L’action Joby s’effondre jeudi : voici pourquoi les analystes appuient sur le bouton « VENDRE »

L’action Joby s’effondre jeudi : voici pourquoi les analystes appuient sur le bouton « VENDRE »
Devesh Kumar
07 août 2025, 16:54 PM
  • Joby a affiché une perte de 0,41 $ par action, soit le double des estimations de Wall Street.
  • Les analystes dégradent l’action dans un contexte de faibles perspectives à court terme.
  • Les rêves futuristes de taxi aérien sont cloués au sol, les investisseurs veulent des reçus, pas une piste d’atterrissage

L’action Joby Aviation (NYSE : JOBY) a chuté de 6 % jeudi après la publication de son rapport décevant sur les résultats du T2 et les dégradations ultérieures des analystes.

La société a affiché une perte plus importante que prévu de 0,41 $ par action, soit plus du double de ce que les analystes avaient prévu. Mais le vrai choc s’est produit sur la ligne des revenus : seulement 20 000 dollars.

Ce n’est pas une faute de frappe ; Il manquait plus d’un million de dollars aux prévisions. Pour une entreprise qui a été présentée comme l’avenir de la mobilité aérienne urbaine, ces chiffres ont atterri avec un bruit sourd.

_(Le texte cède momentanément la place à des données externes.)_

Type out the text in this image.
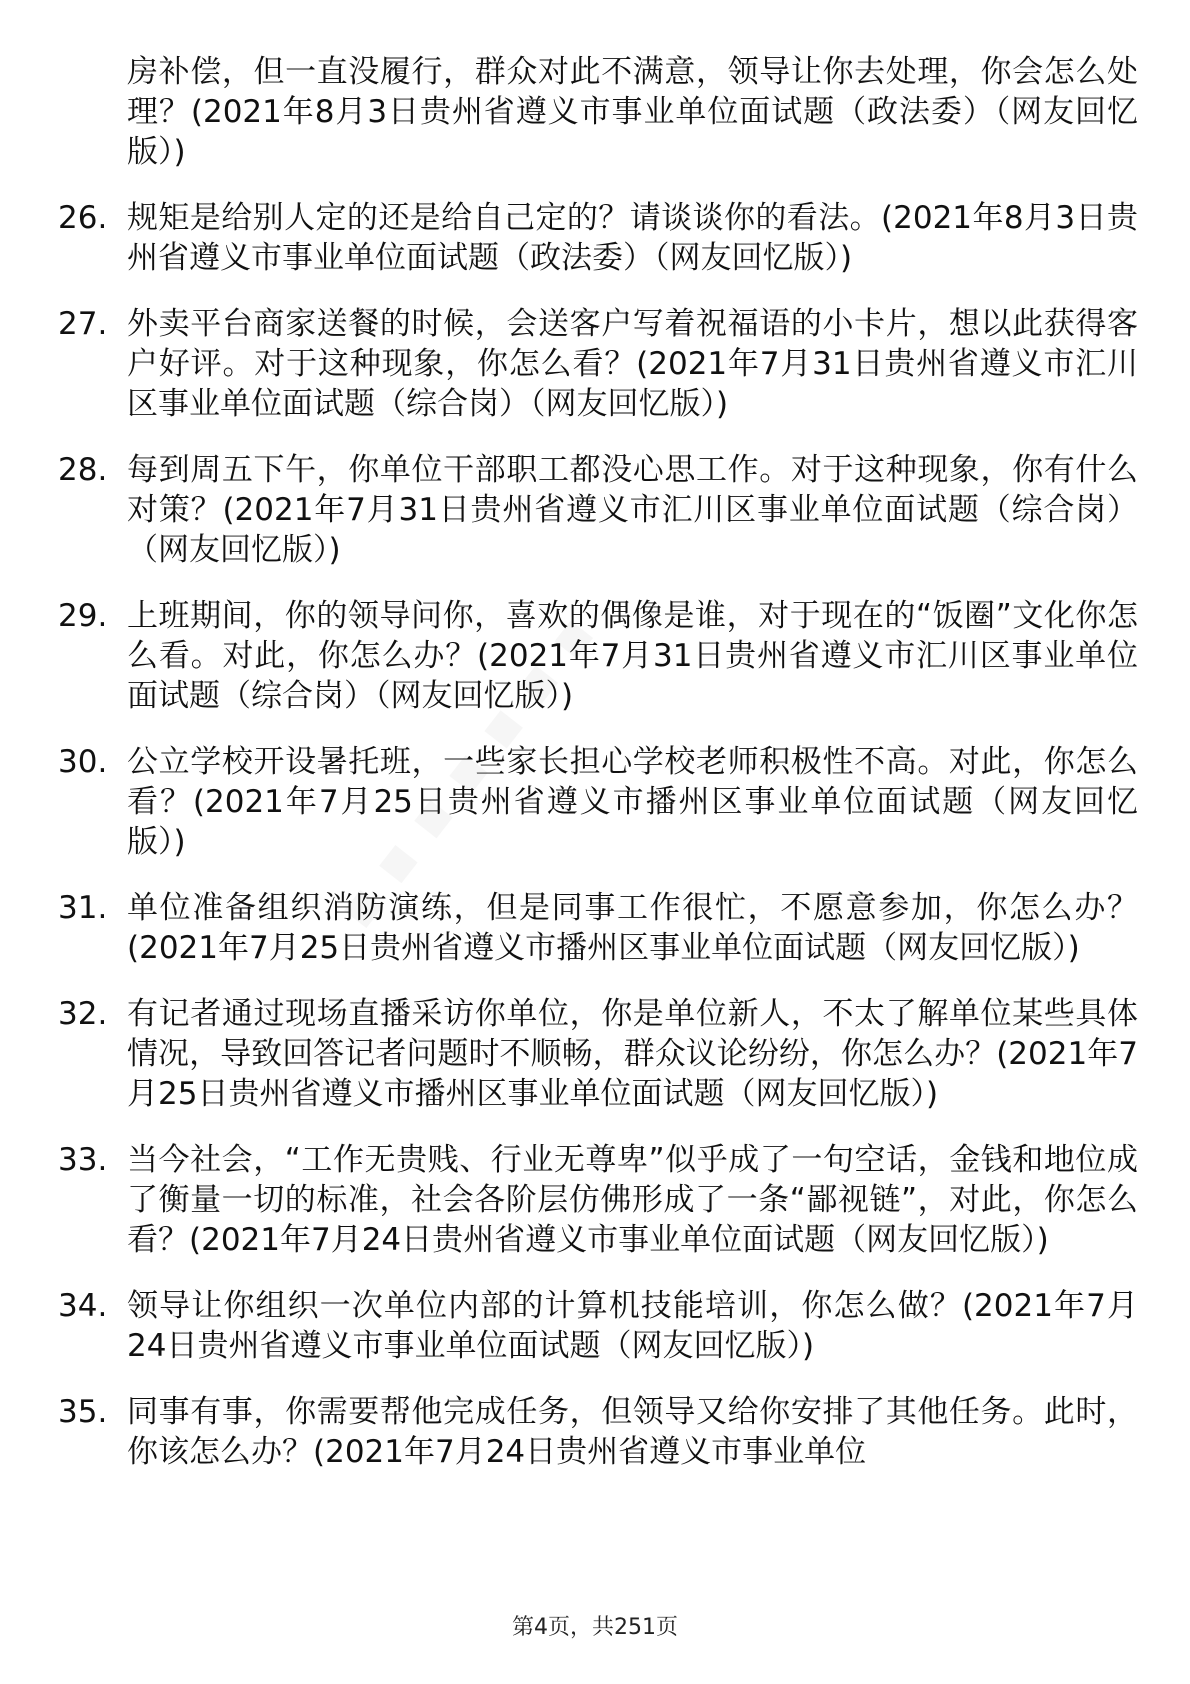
房补偿，但一直没履行，群众对此不满意，领导让你去处理，你会怎么处理？(2021年8月3日贵州省遵义市事业单位面试题（政法委）（网友回忆版）)
26. 规矩是给别人定的还是给自己定的？请谈谈你的看法。(2021年8月3日贵州省遵义市事业单位面试题（政法委）（网友回忆版）)
27. 外卖平台商家送餐的时候，会送客户写着祝福语的小卡片，想以此获得客户好评。对于这种现象，你怎么看？(2021年7月31日贵州省遵义市汇川区事业单位面试题（综合岗）（网友回忆版）)
28. 每到周五下午，你单位干部职工都没心思工作。对于这种现象，你有什么对策？(2021年7月31日贵州省遵义市汇川区事业单位面试题（综合岗）（网友回忆版）)
29. 上班期间，你的领导问你，喜欢的偶像是谁，对于现在的“饭圈”文化你怎么看。对此，你怎么办？(2021年7月31日贵州省遵义市汇川区事业单位面试题（综合岗）（网友回忆版）)
30. 公立学校开设暑托班，一些家长担心学校老师积极性不高。对此，你怎么看？(2021年7月25日贵州省遵义市播州区事业单位面试题（网友回忆版）)
31. 单位准备组织消防演练，但是同事工作很忙，不愿意参加，你怎么办？(2021年7月25日贵州省遵义市播州区事业单位面试题（网友回忆版）)
32. 有记者通过现场直播采访你单位，你是单位新人，不太了解单位某些具体情况，导致回答记者问题时不顺畅，群众议论纷纷，你怎么办？(2021年7月25日贵州省遵义市播州区事业单位面试题（网友回忆版）)
33. 当今社会，“工作无贵贱、行业无尊卑”似乎成了一句空话，金钱和地位成了衡量一切的标准，社会各阶层仿佛形成了一条“鄙视链”，对此，你怎么看？(2021年7月24日贵州省遵义市事业单位面试题（网友回忆版）)
34. 领导让你组织一次单位内部的计算机技能培训，你怎么做？(2021年7月24日贵州省遵义市事业单位面试题（网友回忆版）)
35. 同事有事，你需要帮他完成任务，但领导又给你安排了其他任务。此时，你该怎么办？(2021年7月24日贵州省遵义市事业单位
第4页，共251页
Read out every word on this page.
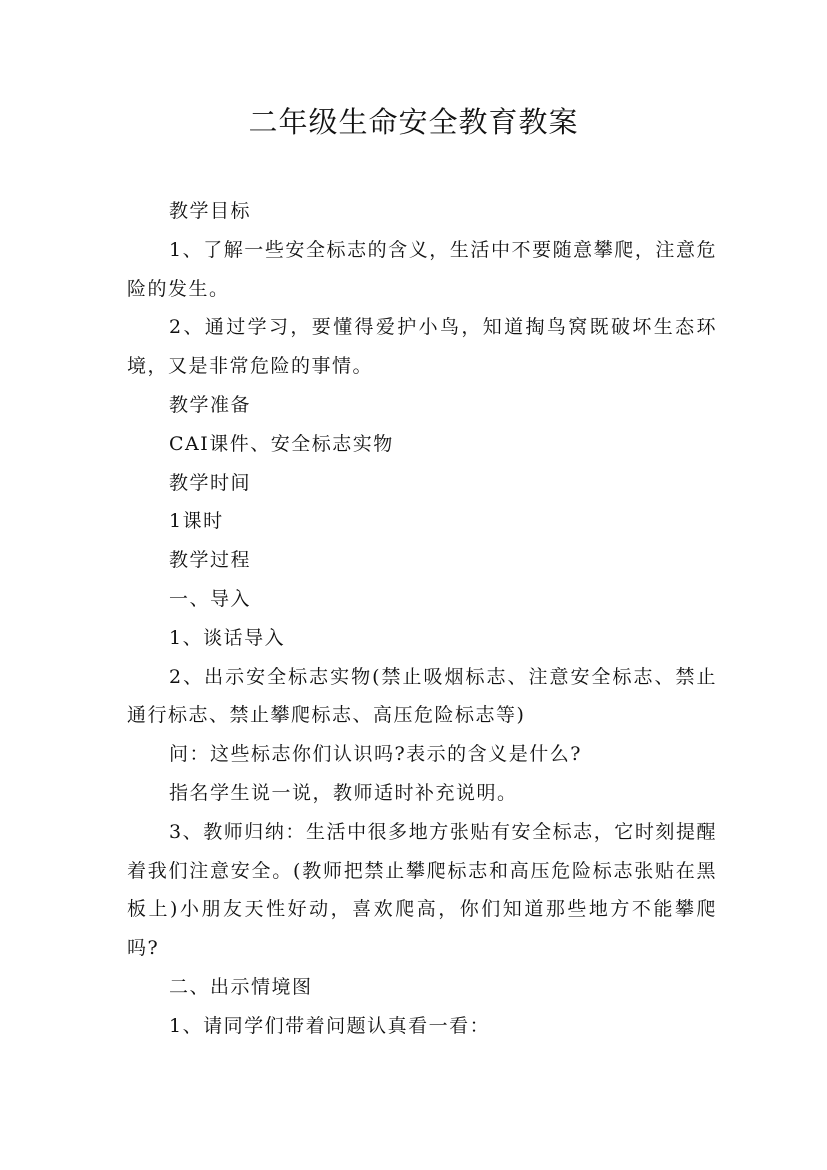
二年级生命安全教育教案

教学目标

1、了解一些安全标志的含义，生活中不要随意攀爬，注意危险的发生。

2、通过学习，要懂得爱护小鸟，知道掏鸟窝既破坏生态环境，又是非常危险的事情。

教学准备

CAI课件、安全标志实物

教学时间

1课时

教学过程

一、导入

1、谈话导入

2、出示安全标志实物(禁止吸烟标志、注意安全标志、禁止通行标志、禁止攀爬标志、高压危险标志等)

问：这些标志你们认识吗?表示的含义是什么?

指名学生说一说，教师适时补充说明。

3、教师归纳：生活中很多地方张贴有安全标志，它时刻提醒着我们注意安全。(教师把禁止攀爬标志和高压危险标志张贴在黑板上)小朋友天性好动，喜欢爬高，你们知道那些地方不能攀爬吗?

二、出示情境图

1、请同学们带着问题认真看一看：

Wall Street n’a pas attendu. Les actions ont chuté de 6 % alors que les analystes ont commencé à réduire leurs notes et que les investisseurs ont réévalué le calendrier et la viabilité du gros pari de Joby sur les taxis aériens électriques.

Il reste encore un long chemin à parcourir avant la certification de la FAA, les lancements commerciaux ou les revenus significatifs. Entre-temps, ce rapport nous a rappelé que le terme « visionnaire » n’apparaît pas toujours dans le bilan.

Action Joby : les résultats du T2 effraient les investisseurs

Joby a affiché une perte nette de 325 millions de dollars pour le trimestre, ce qui n’est pas surprenant pour une entreprise qui tente de construire une toute nouvelle catégorie de vols.

Les chiffres soulignent à quel point le jeu eVTOL est à forte intensité de capital. Cela dit, il y a eu au moins un point positif : Joby a réduit sa consommation de trésorerie à 112 millions de dollars au deuxième trimestre, soit une amélioration de 10 % par rapport au trimestre précédent.

Ce genre de discipline est important lorsque vous n’avez pas généré de revenus et que vous êtes encore en train de préparer le lancement commercial.

La bonne nouvelle, c’est que Joby ne fonctionne pas à bout de souffle. Grâce en partie à l’investissement de 500 millions de dollars de Toyota, Joby dispose de près d’un milliard de dollars de liquidités, suffisamment pour continuer à avancer sur le long et coûteux chemin vers la certification et la production à grande échelle.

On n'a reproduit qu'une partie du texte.